Lashio hasn’t seen any such violence before, although in Namkham a few months ago, anti-Muslim 969 stickers began appearing on shops, despite the town having a very small Muslim population. I wrote at the time: “Locals there, who have resisted a lucrative China-backed oil and gas pipeline that passes close by, have questioned whether the sudden threat of religious unrest in a town where the two religions had coexisted peacefully could be used as a pretext by authorities to crack down on anti-pipeline activities.”

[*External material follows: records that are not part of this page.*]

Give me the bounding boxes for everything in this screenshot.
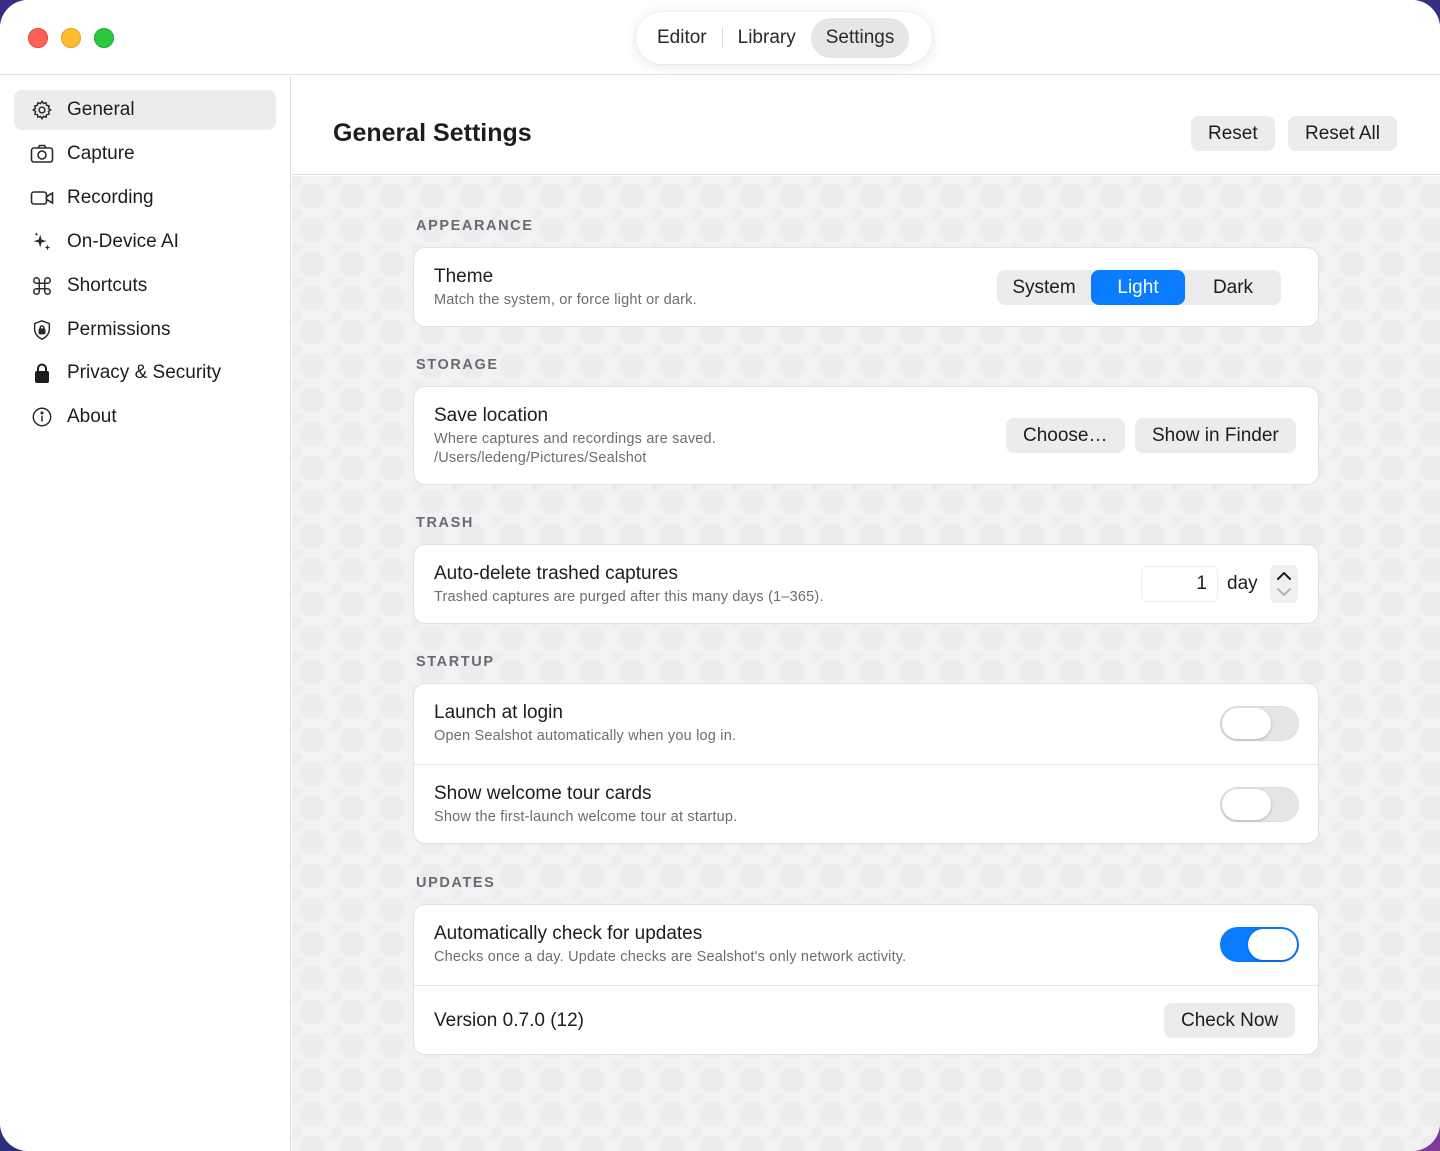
settings-sidebar: General Capture Recording On-Device AI S…: [0, 76, 291, 1151]
theme-segmented-control: System Light Dark: [997, 270, 1281, 305]
lock-shield-icon: [30, 318, 54, 342]
auto-delete-days-input[interactable]: 1: [1141, 566, 1218, 602]
save-location-description: Where captures and recordings are saved.…: [434, 431, 717, 466]
theme-row: Theme Match the system, or force light o…: [414, 248, 1318, 328]
toggle-knob: [1248, 929, 1297, 960]
settings-content: APPEARANCE Theme Match the system, or fo…: [292, 176, 1440, 1151]
main-nav-segmented-control: Editor Library Settings: [636, 12, 932, 64]
launch-at-login-description: Open Sealshot automatically when you log…: [434, 728, 737, 744]
launch-at-login-row: Launch at login Open Sealshot automatica…: [414, 684, 1318, 764]
reset-button[interactable]: Reset: [1191, 116, 1275, 151]
chevron-down-icon: [1277, 588, 1291, 596]
check-now-button[interactable]: Check Now: [1164, 1003, 1296, 1038]
minimize-window-button[interactable]: [61, 28, 81, 48]
tab-library[interactable]: Library: [723, 18, 811, 58]
settings-window: Editor Library Settings General Capture …: [0, 0, 1440, 1151]
choose-location-button[interactable]: Choose…: [1006, 418, 1125, 453]
launch-at-login-title: Launch at login: [434, 702, 563, 723]
content-header: General Settings Reset Reset All: [292, 76, 1440, 175]
tab-editor[interactable]: Editor: [642, 18, 722, 58]
theme-option-dark[interactable]: Dark: [1185, 270, 1281, 305]
lock-icon: [30, 361, 54, 385]
welcome-tour-row: Show welcome tour cards Show the first-l…: [414, 765, 1318, 845]
page-title: General Settings: [333, 119, 532, 147]
sidebar-item-privacy-security[interactable]: Privacy & Security: [14, 353, 276, 393]
welcome-tour-title: Show welcome tour cards: [434, 783, 652, 804]
info-icon: [30, 405, 54, 429]
updates-card: Automatically check for updates Checks o…: [413, 904, 1319, 1055]
video-camera-icon: [30, 186, 54, 210]
sidebar-item-label: Privacy & Security: [67, 362, 222, 383]
theme-description: Match the system, or force light or dark…: [434, 292, 697, 308]
sidebar-item-general[interactable]: General: [14, 90, 276, 130]
sidebar-item-recording[interactable]: Recording: [14, 178, 276, 218]
tab-settings[interactable]: Settings: [810, 18, 910, 58]
sidebar-item-label: Permissions: [67, 319, 171, 340]
auto-check-row: Automatically check for updates Checks o…: [414, 905, 1318, 985]
sidebar-item-permissions[interactable]: Permissions: [14, 310, 276, 350]
auto-check-description: Checks once a day. Update checks are Sea…: [434, 949, 907, 965]
auto-delete-unit: day: [1227, 573, 1258, 594]
close-window-button[interactable]: [28, 28, 48, 48]
sidebar-item-on-device-ai[interactable]: On-Device AI: [14, 222, 276, 262]
reset-all-button[interactable]: Reset All: [1288, 116, 1397, 151]
section-label-updates: UPDATES: [416, 875, 496, 891]
sidebar-item-label: On-Device AI: [67, 231, 179, 252]
appearance-card: Theme Match the system, or force light o…: [413, 247, 1319, 327]
save-location-row: Save location Where captures and recordi…: [414, 387, 1318, 486]
sidebar-item-label: About: [67, 406, 117, 427]
version-text: Version 0.7.0 (12): [434, 1010, 584, 1031]
storage-card: Save location Where captures and recordi…: [413, 386, 1319, 485]
sidebar-item-label: Capture: [67, 143, 135, 164]
save-location-title: Save location: [434, 405, 549, 426]
sidebar-item-label: Shortcuts: [67, 275, 148, 296]
welcome-tour-toggle[interactable]: [1220, 787, 1299, 822]
command-icon: [30, 274, 54, 298]
show-in-finder-button[interactable]: Show in Finder: [1135, 418, 1296, 453]
sidebar-item-shortcuts[interactable]: Shortcuts: [14, 266, 276, 306]
section-label-appearance: APPEARANCE: [416, 218, 534, 234]
theme-option-system[interactable]: System: [997, 270, 1091, 305]
camera-icon: [30, 142, 54, 166]
sparkles-icon: [30, 230, 54, 254]
sidebar-item-label: Recording: [67, 187, 154, 208]
section-label-storage: STORAGE: [416, 357, 499, 373]
auto-check-title: Automatically check for updates: [434, 923, 703, 944]
auto-delete-row: Auto-delete trashed captures Trashed cap…: [414, 545, 1318, 625]
sidebar-item-capture[interactable]: Capture: [14, 134, 276, 174]
chevron-up-icon: [1277, 572, 1291, 580]
sidebar-item-about[interactable]: About: [14, 397, 276, 437]
auto-delete-stepper[interactable]: [1270, 565, 1298, 603]
zoom-window-button[interactable]: [94, 28, 114, 48]
version-row: Version 0.7.0 (12) Check Now: [414, 986, 1318, 1056]
sidebar-item-label: General: [67, 99, 135, 120]
launch-at-login-toggle[interactable]: [1220, 706, 1299, 741]
title-bar: Editor Library Settings: [0, 0, 1440, 75]
section-label-startup: STARTUP: [416, 654, 495, 670]
gear-icon: [30, 98, 54, 122]
theme-option-light[interactable]: Light: [1091, 270, 1185, 305]
theme-title: Theme: [434, 266, 494, 287]
toggle-knob: [1222, 789, 1271, 820]
startup-card: Launch at login Open Sealshot automatica…: [413, 683, 1319, 844]
welcome-tour-description: Show the first-launch welcome tour at st…: [434, 809, 738, 825]
toggle-knob: [1222, 708, 1271, 739]
section-label-trash: TRASH: [416, 515, 474, 531]
trash-card: Auto-delete trashed captures Trashed cap…: [413, 544, 1319, 624]
auto-check-toggle[interactable]: [1220, 927, 1299, 962]
auto-delete-description: Trashed captures are purged after this m…: [434, 589, 824, 605]
auto-delete-title: Auto-delete trashed captures: [434, 563, 678, 584]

The involvement of higher powers certainly seems applicable to Lashio. Mobs there beat up journalists attempting to report on the situation, while reports have circulated that communications to Lashio were cut when the violence first started on Tuesday. The attacks on journalists suggest a level of complicity that needs to be obscured from the public. The New York Times also quoted an eyewitness who said:

“The first police units arrived two hours after groups of men set fire to a mosque and began destroying shops. The police stayed for only a few minutes, he said, and when a larger contingent of police and military units returned later in the night, they closed off the streets but did not confront the rioters.”

A seasoned observer I spoke to had this to say about the Lashio violence, and I have to agree with him.

“If you connect the dots, you can see that the “Arakan model” is being implemented again – stirring up violence and destruction to such an extent that local people, despite their hatred of Burmese military rulers, end up asking for more “protection” (and centralised control) to stop this from happening again.”

Arakan state is proof of what this venomous hatred towards a minority group does for the military-led government – the Arakanese, a fiercely nationalist ethnic group who have long resisted colonizing by the Burman, have created a situation whereby the Burmese army, surely the most potent colonizing tool in Naypyidaw’s armoury, have become de facto protectors of the western state against the manufactured ‘Muslim peril’. The state now has a heavier troop presence than ever before, and this supposed threat has been amplified so much that even the likes of democracy activist Ko Ko Gyi, who has dedicated his life towards diluting the power of the military, said last year that “his organization and its followers are willing to take up arms alongside the military in order to fight back against ‘foreign invaders’” – meaning the Rohingya.

This plays so perfectly into the hands of those who want to keep the army an all-powerful force in Burma. Even its strongest adversaries – the Shan, the Arakanese, the stoic democracy activists – are now on its side.

Another concerning development has occurred since the Lashio unrest. A friend in Yangon said this morning that her cleaner, a Christian but with dark skin, had been told to get off the bus today on account of her ‘Indian’ appearance. This may be related to early reports that the man who set the Buddhist woman alight in Lashio was Indian (and, as was pointed out on Twitter today, there’s no small irony in a Buddhist person berating someone for looking Indian).

Note also the eyewitness in Lashio who told Reuters that, “I got a light for my cigarette from one [Buddhist attacker] and he told me to kill all Bengalis while waving this 18-inch blade around.” There are no ‘Bengalis” (i.e., Rohingya) in Lashio – it seems the target has become confused. Both are prime examples of how fast this racist ripple effect can take hold, and suggests the ‘enemy’ is becoming increasingly ill-defined, which holds entirely new dangers of its own.